Excitement followed by shame

"You're running on that high [and] after that ... you're ashamed," he said. "You don't want to look at yourself in the mirror. You see somebody that you can't believe what you've just done. You keep saying, 'I'll never do it again', but you know that's not [going to happen]."

It wasn't long before Dave was arrested. He was about 18 years old.

"I went to court that day a young kid scared out of his wits," he said. "I was nicely dressed up. I stood up in front of the judge [and] said ... I'd never do it again."

He said the judge went easy on him and he got off with no record.

"A slap on the wrist really," he says now. "[I was let go] not having to do anything. In hindsight, it was probably the worst thing that happened."

Dave says with no penalty, no deterrent and no counselling, there was nothing to stop him from returning to his habit.

He continued buying sex for another six years until he was arrested a second time. In that case, he was snagged as part of an undercover police operation.

Puts in time at John School

This time, Dave was sent to John School, a diversion program where first-time offenders can avoid a criminal record if they successfully complete the course.

It's a one day program where johns hear from police, health workers, former prostitutes — even former johns — in an effort to educate them and perhaps scare them into making better choices.

But Dave says he simply checked his watch and said what he thought he was expected to say. After graduating, he once again resumed the prowl.

His habit continued even after he was married. He said he would tell his wife he was going out for "beers with the boys" after a softball game.

Dave says he was aware of safe sex practices and would usually use a condom, but admits he had unprotected sex with prostitutes.

His third arrest, this one as married man, led to a major crisis.

"Panic," Dave said. "What do you do? What's the next step? How do I get out of this one? [I was] still trying to come up with lies to cover up."

They made a point of making an example of me.- Dave's second go at John School was more intense

Dave was allowed to return to John School for a second try at the course. He was given the opportunity, which usually isn't open to repeat offenders, because his wife went with him to see the John School facilitator and counsellor.

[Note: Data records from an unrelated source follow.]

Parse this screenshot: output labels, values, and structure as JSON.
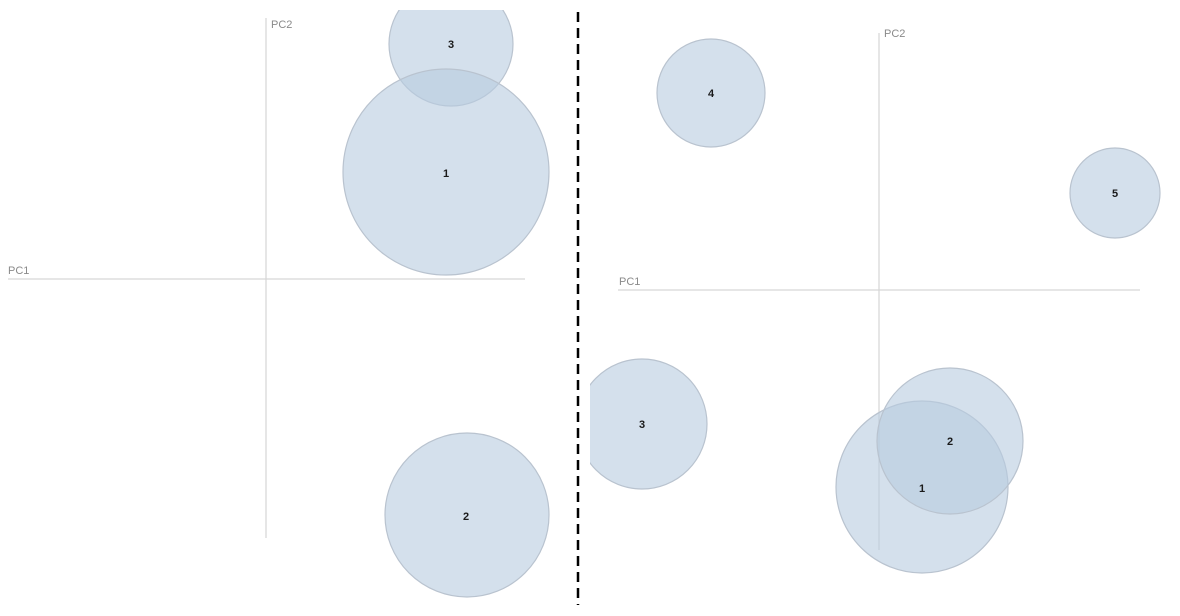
{
  "style": {
    "bubble_fill": "#b7cbe0",
    "bubble_opacity": 0.6,
    "divider_color": "#000000"
  },
  "panels": [
    {
      "x_axis_label": "PC1",
      "y_axis_label": "PC2",
      "bubbles": [
        {
          "label": "3"
        },
        {
          "label": "1"
        },
        {
          "label": "2"
        }
      ]
    },
    {
      "x_axis_label": "PC1",
      "y_axis_label": "PC2",
      "bubbles": [
        {
          "label": "4"
        },
        {
          "label": "5"
        },
        {
          "label": "3"
        },
        {
          "label": "1"
        },
        {
          "label": "2"
        }
      ]
    }
  ]
}
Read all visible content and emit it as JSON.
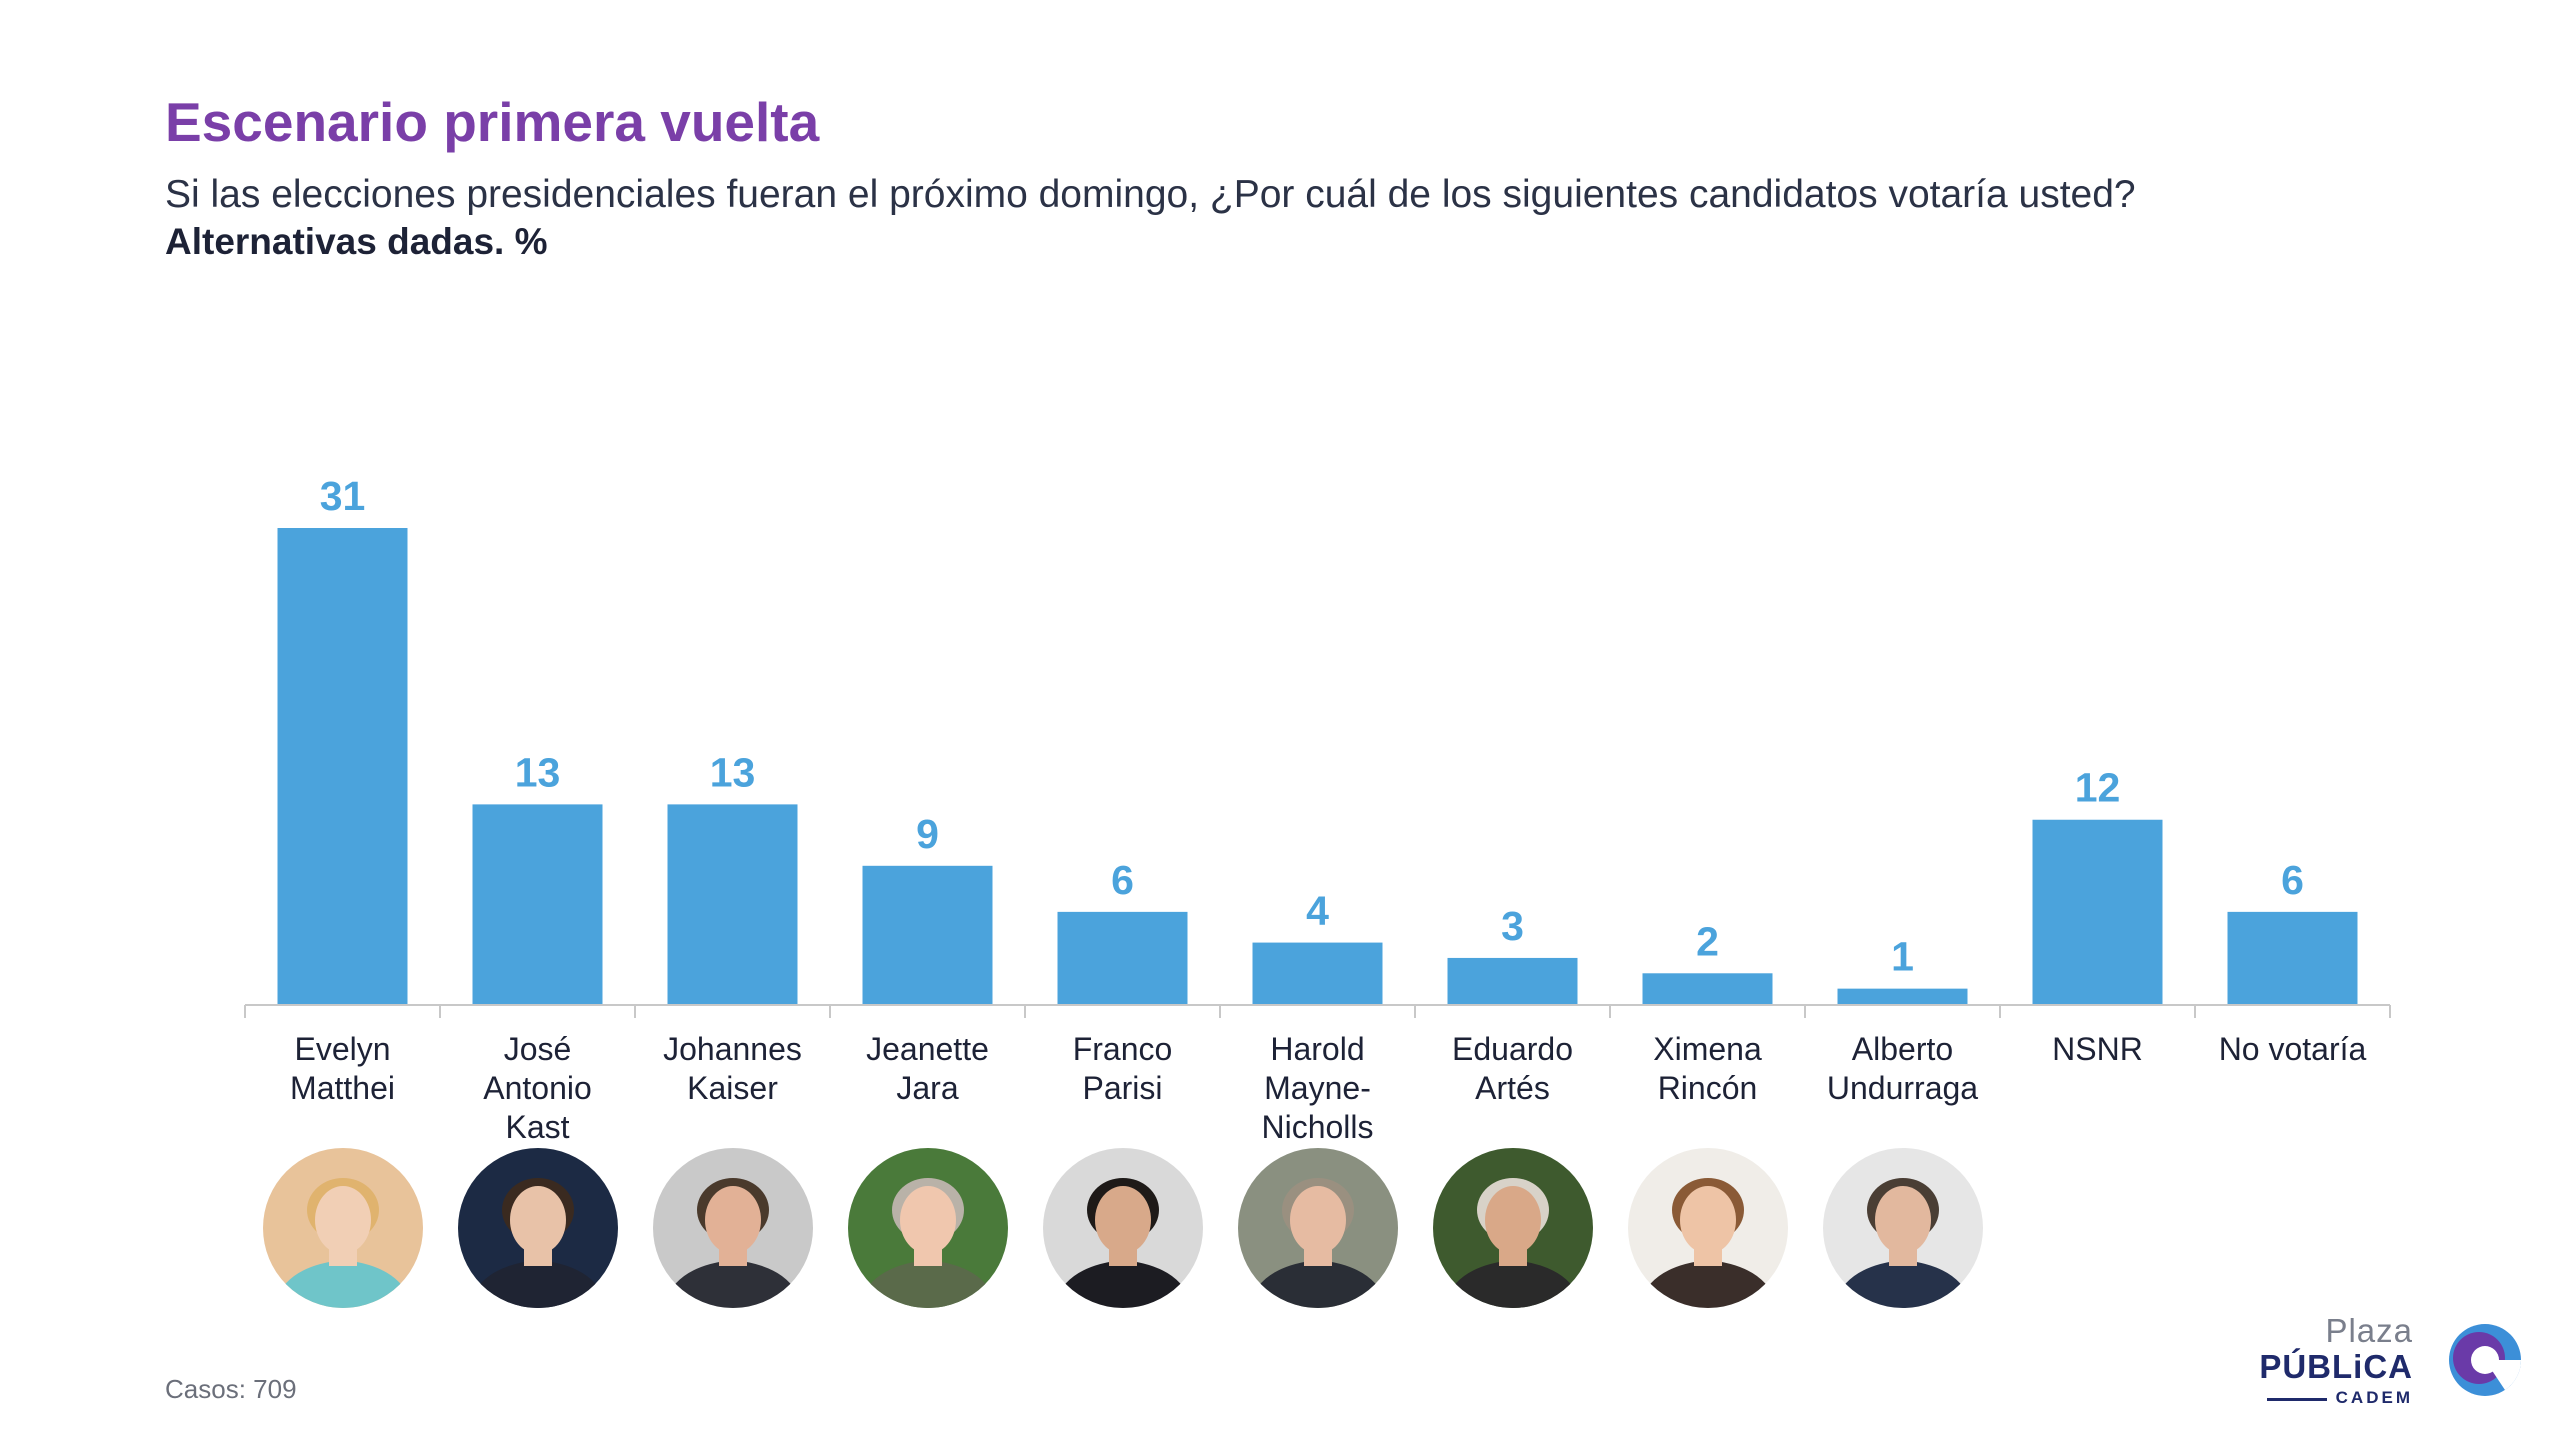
{
  "header": {
    "title": "Escenario primera vuelta",
    "subtitle": "Si las elecciones presidenciales fueran el próximo domingo, ¿Por cuál de los siguientes candidatos votaría usted?",
    "subtitle2": "Alternativas dadas. %"
  },
  "chart_data": {
    "type": "bar",
    "title": "Escenario primera vuelta",
    "xlabel": "",
    "ylabel": "",
    "ylim": [
      0,
      31
    ],
    "grid": false,
    "categories": [
      [
        "Evelyn",
        "Matthei"
      ],
      [
        "José",
        "Antonio",
        "Kast"
      ],
      [
        "Johannes",
        "Kaiser"
      ],
      [
        "Jeanette",
        "Jara"
      ],
      [
        "Franco",
        "Parisi"
      ],
      [
        "Harold",
        "Mayne-",
        "Nicholls"
      ],
      [
        "Eduardo",
        "Artés"
      ],
      [
        "Ximena",
        "Rincón"
      ],
      [
        "Alberto",
        "Undurraga"
      ],
      [
        "NSNR"
      ],
      [
        "No votaría"
      ]
    ],
    "values": [
      31,
      13,
      13,
      9,
      6,
      4,
      3,
      2,
      1,
      12,
      6
    ],
    "bar_color": "#4ba3dc",
    "axis_color": "#c8c8c8"
  },
  "avatars": [
    {
      "name": "evelyn-matthei-photo",
      "bg": "#e8c39a",
      "skin": "#f1cfb5",
      "hair": "#e0b36e",
      "shirt": "#6fc5c9"
    },
    {
      "name": "jose-antonio-kast-photo",
      "bg": "#1c2a44",
      "skin": "#e8c2a8",
      "hair": "#3a2a20",
      "shirt": "#1f2433"
    },
    {
      "name": "johannes-kaiser-photo",
      "bg": "#c9c9c9",
      "skin": "#e2b196",
      "hair": "#4a3a2c",
      "shirt": "#2e3038"
    },
    {
      "name": "jeanette-jara-photo",
      "bg": "#4a7a3a",
      "skin": "#f0c7ae",
      "hair": "#b9b2a8",
      "shirt": "#5a6a4a"
    },
    {
      "name": "franco-parisi-photo",
      "bg": "#d9d9d9",
      "skin": "#d8a98a",
      "hair": "#1e1a18",
      "shirt": "#1c1c22"
    },
    {
      "name": "harold-mayne-nicholls-photo",
      "bg": "#8a9080",
      "skin": "#e6bba2",
      "hair": "#9a9080",
      "shirt": "#2a2e36"
    },
    {
      "name": "eduardo-artes-photo",
      "bg": "#3e5a2e",
      "skin": "#d9a888",
      "hair": "#d8d2c8",
      "shirt": "#2a2a2a"
    },
    {
      "name": "ximena-rincon-photo",
      "bg": "#f0ede8",
      "skin": "#eec4a6",
      "hair": "#8a5a36",
      "shirt": "#3a2e2a"
    },
    {
      "name": "alberto-undurraga-photo",
      "bg": "#e6e6e6",
      "skin": "#e2b89e",
      "hair": "#4a3e34",
      "shirt": "#26324a"
    }
  ],
  "footer": {
    "casos": "Casos: 709"
  },
  "logo": {
    "plaza": "Plaza",
    "publica": "PÚBLiCA",
    "cadem": "CADEM"
  }
}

In his second go at the school, Dave said the experience was more intense.

"They were really rough on me," he said. "They made a point of making an example of me. And to make sure that I was being truthful and honest."

This time, following the course, there was mandatory follow-up counselling.

"I had to commit to going to counselling," he said. He did and says he has stopped cruising for prostitutes. In time, however, his marriage ended in divorce.

Remarried and speaking at John School courses

Dave has remarried and says his wife knows all about his past.

He is currently a regular speaker at John School, where he tells his cautionary story.

As for how authorities should deal with the issue, Dave says policing is only the beginning.

He believes johns should be arrested but says more programs, such as John Schools with follow-up counselling are needed for people, like him, who are more than casual users of prostitutes.

"After they leave that John School, there is absolutely nothing," Dave said. "We don't' know what they're doing."

In Regina, where Dave lives, police say they are not targeting prostitutes or johns because of the current legal confusion surrounding Canada's prostitution laws.

Instead, officers are focusing investigations on human trafficking.

In Saskatoon, by contrast, police say they have arrested eight johns and two prostitutes in 2014.